MCP Needs a Control Plane: How Cosmic Governs Agent Access to Your Content

There is a debate running through the developer community right now about where the Model Context Protocol goes next. One camp wants an app store: a marketplace where you browse, install, and rate MCP servers like extensions. Another camp argues that discovery is the easy part, and that what MCP actually needs is a control plane: a governance layer that decides what each agent is allowed to read, write, and do once it connects.

The control plane argument is the correct one. An app store solves the question of how you find an MCP server. A control plane solves the question that actually matters in production: what happens after the agent is connected and starts making calls against your data.

This post breaks down what a control plane means in practice, why content infrastructure is where it matters most, and how Cosmic's MCP server treats your content as a governed resource from the first request.

Discovery is the easy part

Finding an MCP server is a solved problem. You read the docs, you grab a connection string, you add it to your client config. A marketplace makes that marginally faster, but it does not change the risk profile of connecting an autonomous agent to a system that holds your production content.

The moment an agent can call tools against your CMS, a different set of questions opens up:

• Which buckets, object types, and fields can this agent read?
• Can it write, or only read?
• Can it publish, or only create drafts?
• Is every action attributed and auditable?
• How is the connection authenticated, and how is that credential rotated or revoked?

None of those are discovery questions. They are governance questions, and they are exactly what a control plane is for.

What a control plane actually controls

A control plane sits between the agent and the resource. It enforces four things on every request:

1. Authentication. Who is this agent, and is its credential valid right now?
2. Authorization. What is this agent allowed to do, scoped to the narrowest set of resources and actions it needs?
3. Auditability. Every read and write is logged and attributed, so you can answer "which agent changed this, and when?"
4. Revocability. Access can be cut instantly, without redeploying anything, the moment a credential leaks or an agent misbehaves.

For a code-execution MCP server, the resource is a runtime. For a content MCP server, the resource is your published, customer-facing content. The blast radius of an over-permissioned content agent is your live site. That is why content infrastructure is the place where the control-plane model matters most.

How Cosmic treats content as a governed resource

Cosmic's MCP server was built around the control-plane model rather than bolted onto it. Here is how each layer maps to the protocol.

Scoped keys, not master access

Every Cosmic connection is authenticated with API keys that are scoped to a single bucket. You hand an agent a read key when it only needs to read, and a write key only when it genuinely needs to create or update content. The agent never holds account-level credentials, so a leaked key exposes one bucket, not your whole organization.

When an agent needs to write, you provision a separate client with a write key.
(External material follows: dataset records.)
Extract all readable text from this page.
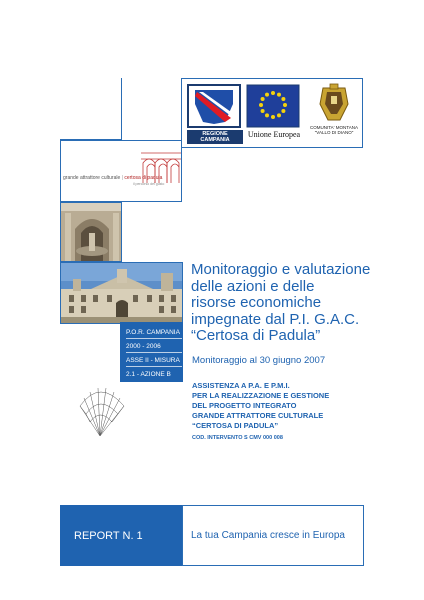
REGIONE CAMPANIA
Unione Europea
COMUNITA' MONTANA
"VALLO DI DIANO"
grande attrattore culturale | certosa di padula
il percorso del gusto
P.O.R. CAMPANIA
2000 - 2006
ASSE II - MISURA
2.1 - AZIONE B
Monitoraggio e valutazione
delle azioni e delle
risorse economiche
impegnate dal P.I. G.A.C.
“Certosa di Padula”
Monitoraggio al 30 giugno 2007
ASSISTENZA A P.A. E P.M.I.
PER LA REALIZZAZIONE E GESTIONE
DEL PROGETTO INTEGRATO
GRANDE ATTRATTORE CULTURALE
“CERTOSA DI PADULA”
COD. INTERVENTO S CMV 000 008
REPORT N. 1	La tua Campania cresce in Europa
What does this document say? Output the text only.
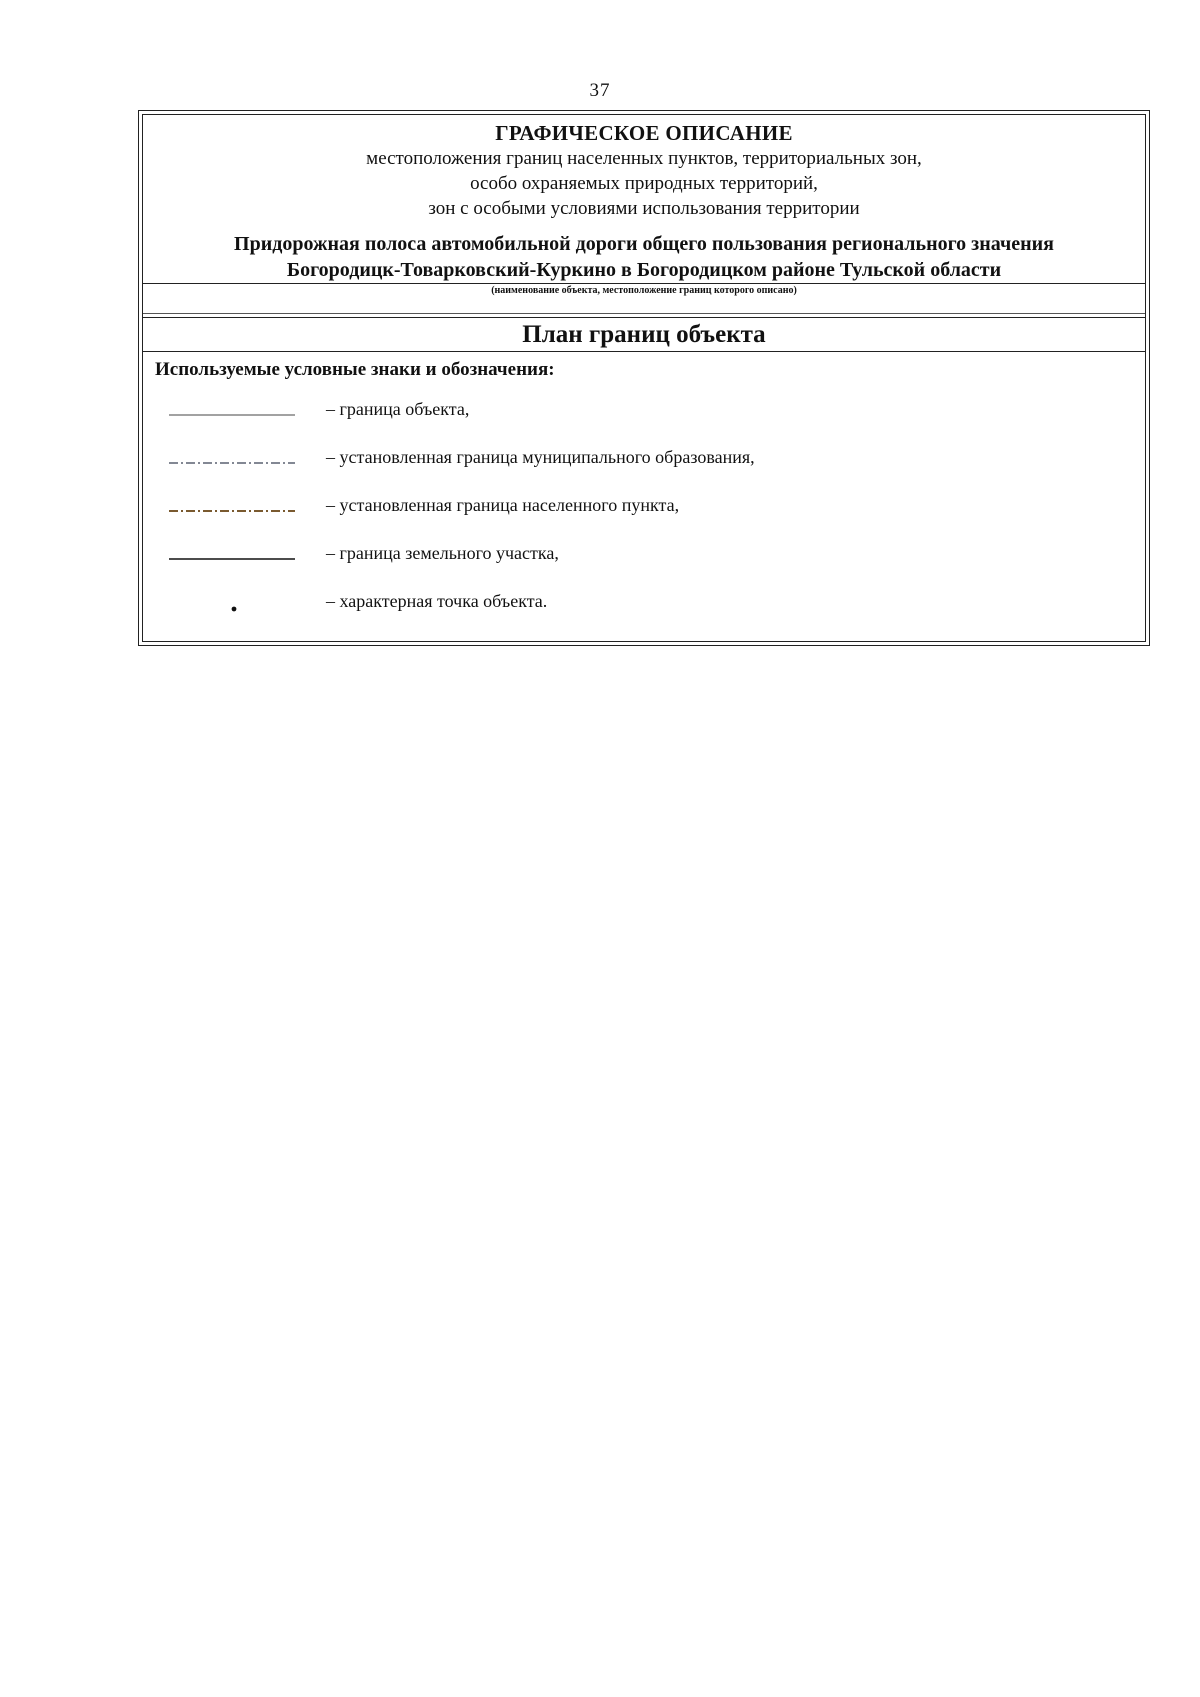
37
ГРАФИЧЕСКОЕ ОПИСАНИЕ
местоположения границ населенных пунктов, территориальных зон,
особо охраняемых природных территорий,
зон с особыми условиями использования территории
Придорожная полоса автомобильной дороги общего пользования регионального значения
Богородицк-Товарковский-Куркино в Богородицком районе Тульской области
(наименование объекта, местоположение границ которого описано)
План границ объекта
Используемые условные знаки и обозначения:
– граница объекта,
– установленная граница муниципального образования,
– установленная граница населенного пункта,
– граница земельного участка,
– характерная точка объекта.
The separation is explicit in code, which makes the permission boundary obvious in review.

Draft-by-default keeps a human in the loop

An agent creating content does not mean an agent publishing content. New objects can land as drafts, which means the agent does the work and a person makes the call on what goes live. That single default turns "an autonomous agent has write access to our site" into a reviewable, low-risk workflow.

Every action is attributed

Cosmic logs who created and modified each object, and that attribution carries through to analytics. With Cosmic Insights you can see content performance broken down by author type: human, agent, or automation. The control plane is not just about blocking bad actions, it is about being able to answer questions afterward. You always know which agent touched what.

Managed and hosted, so there is nothing to patch

Because Cosmic is a managed content API, there is no self-hosted MCP server to keep patched, no plugin supply chain to audit, and no runtime for you to harden. The control plane runs as part of the platform. With supply-chain attacks on self-hosted packages making headlines almost weekly, removing an entire class of infrastructure you have to secure yourself is a real reduction in surface area.

Where this fits with zero-touch OAuth

The MCP community recently shipped Enterprise-Managed Authorization, which makes zero-touch OAuth a stable part of the standard. That is the authentication leg of the control plane getting formalized at the protocol level. We wrote about what that means for content stacks in MCP Server Security: What Zero-Touch OAuth Means for Your Content Stack. The short version: the protocol is moving in exactly the direction the control-plane argument points, and content platforms that already scope and attribute access are positioned to take advantage of it.

If you are newer to MCP and want the fundamentals first, start with What Is an MCP Server? How It Works, and How to Build One, then see how a cloud-native server compares to a self-hosted one in Cosmic MCP Server vs Strapi MCP.

The takeaway

A marketplace would make MCP servers easier to find. A control plane makes them safe to run. For content infrastructure, where the resource on the other side of the connection is your live, customer-facing site, governance is the feature that matters: scoped keys, draft-by-default writes, full attribution, and instant revocation.

Cosmic's MCP server gives agents structured, governed access to your content with those controls built in. You decide what each agent can read, what it can write, and what it can publish, and you can see and undo everything it does.